One problem is that many men and women just assume they should be able to automatically understand the other sex. But of course, male and female psychology are different, so that's a risky assumption. Many men and women would benefit from acting like animals trainers. An animal trainer has to master the psychology of whatever species he trains. Or, to take a more dramatic example, there are naturalists who study wolf packs in the wild. Some do it immersively by becoming a member of the pack. They have to learn to think like a wolf. Anticipate how wolves react. Understand visual cues. Submissive and dominance behavior. Play by the rules of the wolf pack since the wolves won't play by their rules. Deborah Tannen wrote a classic book on how men and women frequently talk past each other.
A stereotypical mistake some husbands make is to neglect the marriage. The ambitious, workaholic father and husband who puts career first.
I haven't read his new book, but to judge by reviews, Jordan Peterson gives younger men a Stoic, pull-yourself-up-by-the-bootstraps pep talk. That might be useful for some men, but it's my impression that it's becoming genuinely harder for many men to succeed in our society. So just telling them to buck up isn't necessarily a solution.
In my anecdotal observation, some women have two conflicting impulses, but they haven't thought about it clearly. They haven't considered the endgame. On the one hand, they don't want to be alone for the rest of their lives. They don't want to be divorcées or single moms.
On the other hand, when they get mad at the boyfriend or husband, they want to get even. "He hurt me so I'm going to hurt him back!" Revenge is emotionally satisfying up-to-a-point. Indeed, it can become all-absorbing. But the utterly predictable effect is to alienate the husband from the wife. That drives the husband further away.
Another cliche example is winning arguments by dredging up the past. Keeping a record of grudges. A list of his (real or perceived) slights and failures. That might succeed in silencing the guy, but it makes him resentful, so is it worth it? What's the endgame?
Marriages are fragile. There's not the built-in bond between parents and kids, or siblings. There's not even the natural rapport in male friendships or female friendships, where friends understand each other because they think alike. Men think alike. Women think alike.
As a result, marriage can't survive the same degree of emotional punishment. The problem is not so much that couples cease to love each other but that couples cease to like each other. In a marriage gone bad, they go from liking each other to loving each other to disliking each other. Once you develop a dislike for someone you used to like, that's very hard to overcome. A classic example is the philandering husband.
If you pour defoliant on a marriage to win an argument, that may sterilize the ground. The flowers won't come back.
There's nothing necessarily wrong with winning the argument. It's a matter of how you do it.
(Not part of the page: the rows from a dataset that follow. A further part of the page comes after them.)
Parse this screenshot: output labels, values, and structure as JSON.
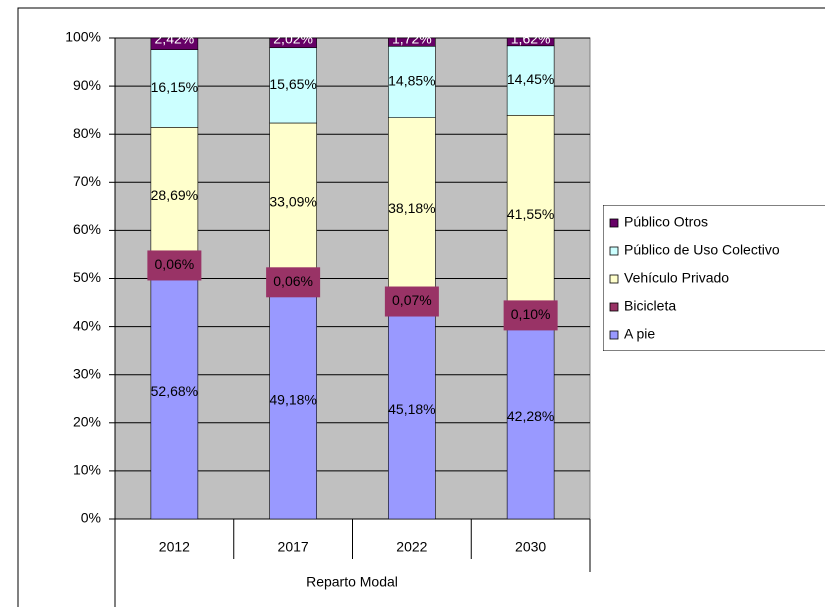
{
  "chart_data": {
    "type": "stacked_bar",
    "categories": [
      "2012",
      "2017",
      "2022",
      "2030"
    ],
    "xlabel": "Reparto Modal",
    "series": [
      {
        "name": "A pie",
        "color": "#9999ff",
        "values": [
          52.68,
          49.18,
          45.18,
          42.28
        ],
        "value_labels": [
          "52,68%",
          "49,18%",
          "45,18%",
          "42,28%"
        ]
      },
      {
        "name": "Bicicleta",
        "color": "#993366",
        "values": [
          0.06,
          0.06,
          0.07,
          0.1
        ],
        "value_labels": [
          "0,06%",
          "0,06%",
          "0,07%",
          "0,10%"
        ]
      },
      {
        "name": "Vehículo Privado",
        "color": "#ffffcc",
        "values": [
          28.69,
          33.09,
          38.18,
          41.55
        ],
        "value_labels": [
          "28,69%",
          "33,09%",
          "38,18%",
          "41,55%"
        ]
      },
      {
        "name": "Público de Uso Colectivo",
        "color": "#ccffff",
        "values": [
          16.15,
          15.65,
          14.85,
          14.45
        ],
        "value_labels": [
          "16,15%",
          "15,65%",
          "14,85%",
          "14,45%"
        ]
      },
      {
        "name": "Público Otros",
        "color": "#660066",
        "values": [
          2.42,
          2.02,
          1.72,
          1.62
        ],
        "value_labels": [
          "2,42%",
          "2,02%",
          "1,72%",
          "1,62%"
        ]
      }
    ],
    "ylim": [
      0,
      100
    ],
    "yticks": [
      {
        "value": 0,
        "label": "0%"
      },
      {
        "value": 10,
        "label": "10%"
      },
      {
        "value": 20,
        "label": "20%"
      },
      {
        "value": 30,
        "label": "30%"
      },
      {
        "value": 40,
        "label": "40%"
      },
      {
        "value": 50,
        "label": "50%"
      },
      {
        "value": 60,
        "label": "60%"
      },
      {
        "value": 70,
        "label": "70%"
      },
      {
        "value": 80,
        "label": "80%"
      },
      {
        "value": 90,
        "label": "90%"
      },
      {
        "value": 100,
        "label": "100%"
      }
    ],
    "grid": true,
    "legend": "right"
  }
}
Some women need to decide whether they wish to save the marriage or give into revenge. They can't do both. Those are divergent paths. If they wish to save the marriage, they must let go of the rage. They must choose. They must decide that marriage is more important than the emotional satisfaction of venting.
Women are prone to psychological warfare anyway (e.g. teenage girls and cyberbullying), and some of them learn too late that when they practice slash-n-burn tactics, they are raining down napalm and Agent Orange on their own lives in the process.
The counterpart is the drunk, abusive boyfriend or husband. One of the mysteries of marriages is the variety. Some women stick with abject losers while other women walk out on devoted husbands. Some couples are utterly devoted to each other while some men ditch the workaday wife who put them through college for a trophy wive. It's so unpredictable. Such a gamble. Fantastic when it works out, hellish when it doesn't.